Frequently Asked Questions:

  •  What is a confined space rescue plan?

A confined space rescue plan is a document that outlines protocols and procedures for evacuation of a confined space based on that space’s specific layout, hazards, and other factors. For a more detailed explanation of confined space rescue plans, please see our prior post on the subject.

  • What is non-entry rescue?
    As outlined in an earlier post, a non-entry rescue is when an injured worker is retrieved from a confined space without sending in additional entrants. It is the OSHA-preferred rescue scenario, but is only permitted in situations where it can be reasonably assumed to work and when rescue equipment will not create an additional hazard to the worker.
  • Do confined space rescuers need first aid and CPR training?

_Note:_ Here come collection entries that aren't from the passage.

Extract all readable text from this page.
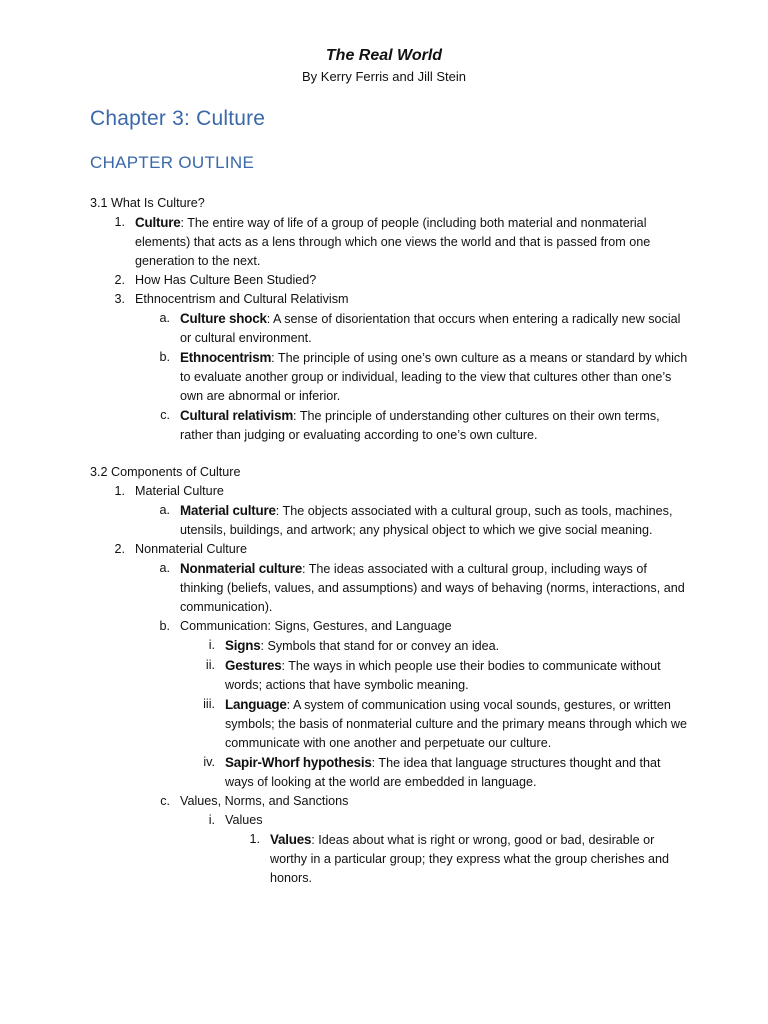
The Real World
By Kerry Ferris and Jill Stein
Chapter 3: Culture
CHAPTER OUTLINE
3.1 What Is Culture?
1. Culture: The entire way of life of a group of people (including both material and nonmaterial elements) that acts as a lens through which one views the world and that is passed from one generation to the next.
2. How Has Culture Been Studied?
3. Ethnocentrism and Cultural Relativism
a. Culture shock: A sense of disorientation that occurs when entering a radically new social or cultural environment.
b. Ethnocentrism: The principle of using one’s own culture as a means or standard by which to evaluate another group or individual, leading to the view that cultures other than one’s own are abnormal or inferior.
c. Cultural relativism: The principle of understanding other cultures on their own terms, rather than judging or evaluating according to one’s own culture.
3.2 Components of Culture
1. Material Culture
a. Material culture: The objects associated with a cultural group, such as tools, machines, utensils, buildings, and artwork; any physical object to which we give social meaning.
2. Nonmaterial Culture
a. Nonmaterial culture: The ideas associated with a cultural group, including ways of thinking (beliefs, values, and assumptions) and ways of behaving (norms, interactions, and communication).
b. Communication: Signs, Gestures, and Language
i. Signs: Symbols that stand for or convey an idea.
ii. Gestures: The ways in which people use their bodies to communicate without words; actions that have symbolic meaning.
iii. Language: A system of communication using vocal sounds, gestures, or written symbols; the basis of nonmaterial culture and the primary means through which we communicate with one another and perpetuate our culture.
iv. Sapir-Whorf hypothesis: The idea that language structures thought and that ways of looking at the world are embedded in language.
c. Values, Norms, and Sanctions
i. Values
1. Values: Ideas about what is right or wrong, good or bad, desirable or worthy in a particular group; they express what the group cherishes and honors.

OSHA requires that at least one member of the rescue team (or outside service) carry an up-to-date certification in both CPR and first aid. Additionally, all members of the rescue team are required to have passed this training. It is advisable for more than one member of your rescue team to carry a current certification, in case the other member becomes incapacitated.

  • How do I know if local emergency services are trained in confined space rescue?

If you must rely on municipal or private agencies for confined space rescue, it’s incumbent upon you to contact those agencies before deploying to make sure they meet the applicable OSHA criteria. OSHA gives employers evaluation criteria to help you determine whether an agency meets qualifications. You must name a rescue team (whether in-house or outside) before you enter a permit-required confined space.